The other party passed us as we were doing some abseil revision in the entrance gully. We caught up with them at the first abseil and to speed things up we abseiled on their rope and gave them one of our ropes to set up the next abseil. There was not too much water flowing, so the abseils were straightforward, although abseiling into a dark hole is always a little intimidating for the inexperienced. We were now in the mysterious world of the Black Hole. We had a bit of a queue with the other party at the third abseil, and those of us at the end of the queue started to get cold despite our wetsuits as we waited in the darkness, knee-deep in the pool in front of the ‘window’ through which you abseil. However, it was good to spend some time in that part of Claustral, as it is really one of the magic places of the world. We stared at the high anchor up above, presumably used when the ‘window’ is under water and speculated about what this spot would be like with that much water in the canyon – certainly challenging!
All too soon we were out in the light again, making our way down the stunning constriction of Claustral canyon. When we got to the Beach at the junction with Thunder Gorge we sat down for lunch and discovered it was 12.30 – we were really moving very slowly indeed! Tristan explored the higher section of Thunder Gorge while the rest of us sat in a patch of sunlight and munched. Brendan’s ankle was playing up – apparently an old and recurring sports injury, so we supplied him with some compression bandage from the medical kit to strap it and give it more support for the rest of the trip. After lunch we headed off down the wide section of Thunder Gorge, which was really beautiful, with the midday sun getting in to create pools of bright sunlight. We took the climb-downs either side of the tunnel swim very carefully, mindful of Brendan’s ankle, and everyone thoroughly enjoyed the tunnel swim. Then we were passing the Rainbow Ravine waterfall and stopping at the ascent point. We caught up with the other party here, gave them their rope back, and they headed off as we started to take off our wetsuits.
The climb up Rainbow Ravine was uneventful – at the pace we were moving there was time to look around and appreciate the massive tree ferns and other rainforest vegetation, and the three scrambling bits were fun as always. Arriving on the Camels Hump we sat in the sun and had a good break, as we had planned. The other party now caught up with us – they had taken a wrong turn somewhere on the climb out. It was now quite late and I was pleased we had that extra two hours of daylight in hand.

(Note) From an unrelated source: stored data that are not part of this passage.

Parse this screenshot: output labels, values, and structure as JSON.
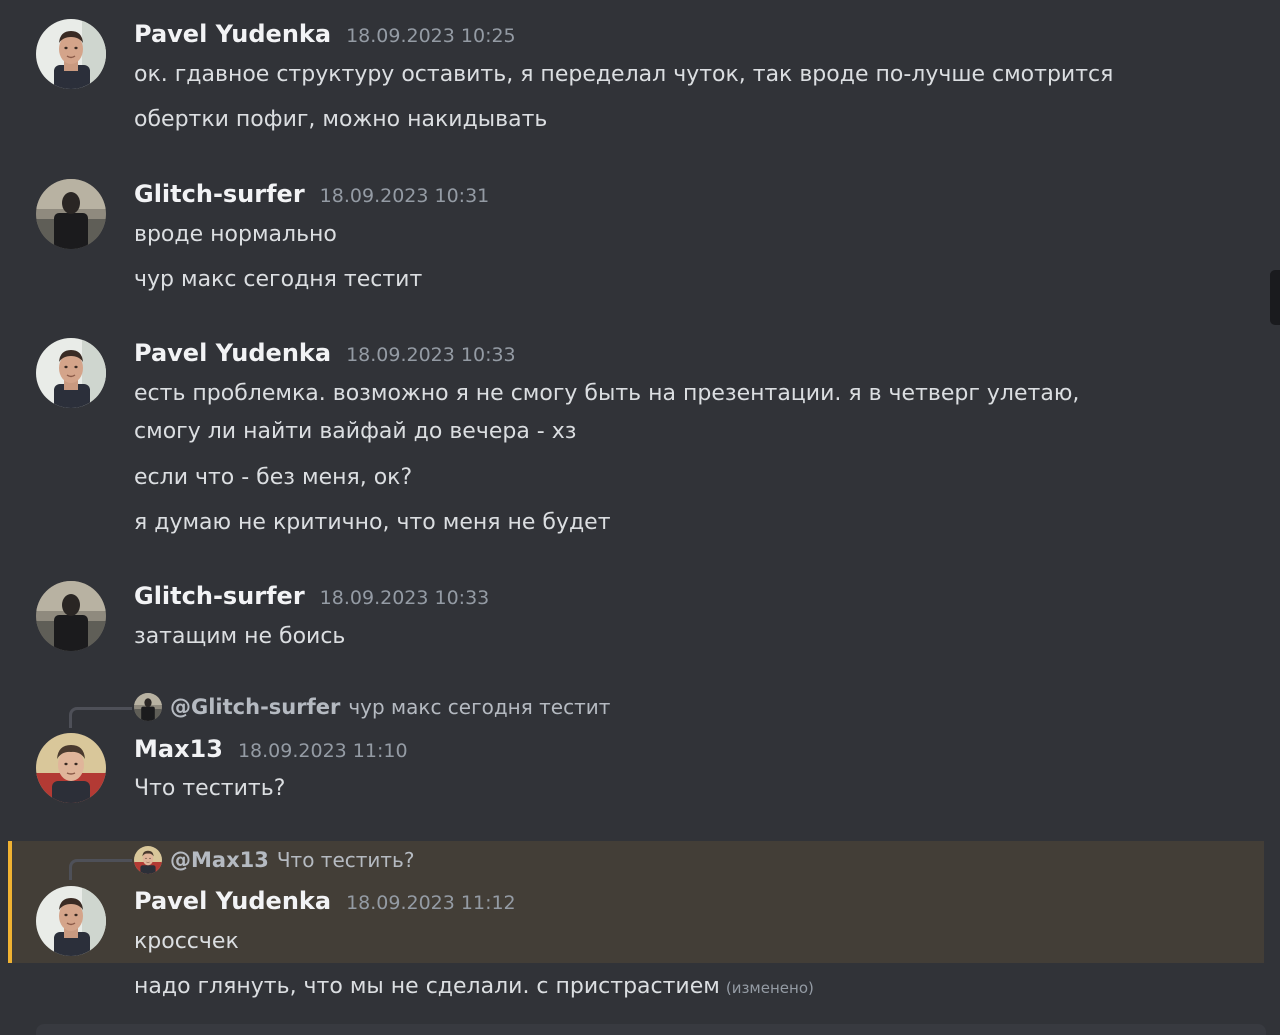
{
  "colors": {
    "background": "#313338",
    "mention_highlight": "#433e37",
    "mention_bar": "#f0b232",
    "username": "#f2f3f5",
    "message_text": "#dbdee1",
    "timestamp": "#949ba4"
  },
  "messages": [
    {
      "author": "Pavel Yudenka",
      "timestamp": "18.09.2023 10:25",
      "lines": [
        "ок. гдавное структуру оставить, я переделал чуток, так вроде по-лучше смотрится",
        "обертки пофиг, можно накидывать"
      ]
    },
    {
      "author": "Glitch-surfer",
      "timestamp": "18.09.2023 10:31",
      "lines": [
        "вроде нормально",
        "чур макс сегодня тестит"
      ]
    },
    {
      "author": "Pavel Yudenka",
      "timestamp": "18.09.2023 10:33",
      "lines": [
        "есть проблемка.  возможно я не смогу быть на презентации. я в четверг улетаю,",
        "смогу ли найти вайфай до вечера - хз",
        "если что - без меня, ок?",
        "я думаю не критично, что меня не будет"
      ]
    },
    {
      "author": "Glitch-surfer",
      "timestamp": "18.09.2023 10:33",
      "lines": [
        "затащим не боись"
      ]
    },
    {
      "reply": {
        "mention": "@Glitch-surfer",
        "text": "чур макс сегодня тестит"
      },
      "author": "Max13",
      "timestamp": "18.09.2023 11:10",
      "lines": [
        "Что тестить?"
      ]
    },
    {
      "reply": {
        "mention": "@Max13",
        "text": "Что тестить?"
      },
      "author": "Pavel Yudenka",
      "timestamp": "18.09.2023 11:12",
      "lines": [
        "кроссчек",
        "надо глянуть, что мы не сделали. с пристрастием"
      ],
      "edited_label": "(изменено)"
    }
  ]
}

It is notorious that bushwalking accidents happen in late afternoon, as people who are already tired realize they are behind schedule and ‘press on regardless’. This was not going to happen to us! So we agreed that we would not press the pace, and take short breaks when anyone felt the need. After this, I got navigationally embarrassed a couple of times, hunting about for the track down from the Camel’s Saddle before checking the track notes and realizing it is a fair bit beyond the actual saddle, and later turning up Dismal Dingle for ten minutes – a truly silly mistake, given that we had been looking down on the Dingle and the Exit Gully from the Saddle and distinguishing them. These unforced errors pushed us just over our buffer of daylight, and as we reached the ridge at the top of the Exit Gully we had to get out headtorches for the track back to the cars. Fortunately, everyone had been told to bring a head torch, and we had checked this at the beginning of the walk. We even had one of the little Petzl e-lite’s in the emergency kit for the nameless person who dropped their headtorch somewhere in the canyon!

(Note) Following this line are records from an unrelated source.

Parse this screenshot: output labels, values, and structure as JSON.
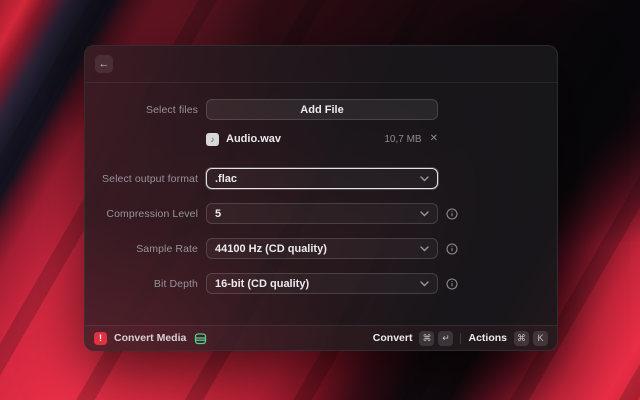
{
  "colors": {
    "accent": "#dd3340",
    "success_green": "#4fd08c",
    "focus_border": "#e4e2e6",
    "wallpaper_red": "#ef3049"
  },
  "header": {
    "back_icon": "←"
  },
  "form": {
    "select_files": {
      "label": "Select files",
      "add_button": "Add File"
    },
    "file": {
      "icon_glyph": "♪",
      "name": "Audio.wav",
      "size": "10,7 MB",
      "remove_glyph": "✕"
    },
    "fields": [
      {
        "label": "Select output format",
        "value": ".flac",
        "focused": true,
        "has_info": false
      },
      {
        "label": "Compression Level",
        "value": "5",
        "focused": false,
        "has_info": true
      },
      {
        "label": "Sample Rate",
        "value": "44100 Hz (CD quality)",
        "focused": false,
        "has_info": true
      },
      {
        "label": "Bit Depth",
        "value": "16-bit (CD quality)",
        "focused": false,
        "has_info": true
      }
    ]
  },
  "footer": {
    "app_name": "Convert Media",
    "app_icon_glyph": "!",
    "actions": [
      {
        "label": "Convert",
        "keys": [
          "⌘",
          "↵"
        ]
      },
      {
        "label": "Actions",
        "keys": [
          "⌘",
          "K"
        ]
      }
    ]
  }
}
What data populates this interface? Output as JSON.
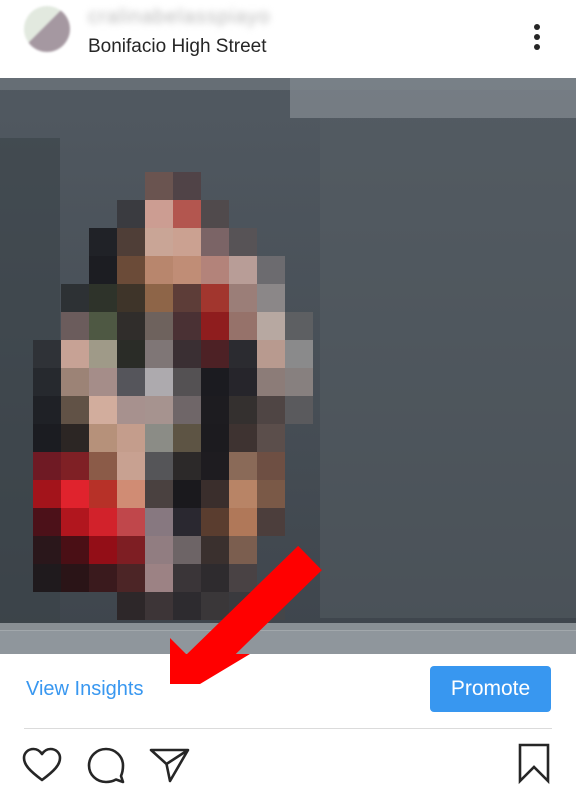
{
  "post_header": {
    "username": "cralinabelasspiayo",
    "location": "Bonifacio High Street"
  },
  "post_photo": {
    "blurred": true,
    "overlay": "red-arrow-pointing-to-view-insights"
  },
  "insights": {
    "view_insights_label": "View Insights",
    "promote_label": "Promote"
  },
  "actions": {
    "like_icon": "heart-icon",
    "comment_icon": "comment-icon",
    "share_icon": "paper-plane-icon",
    "save_icon": "bookmark-icon"
  },
  "colors": {
    "link_blue": "#3897f0",
    "promote_bg": "#3897f0",
    "annotation_red": "#ff0000"
  }
}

When we got back to the cars it was nearly 8.30 – the trip had taken nearly twelve hours!! The navigational errors cost less than an hour, and the abseil revision only about half an hour, so the reported times of eleven hours for large groups through Claustral are obviously realistic. This was a very enjoyable day, and I think had a fair margin of safety, but in future I’d keep a party for Claustral down to four.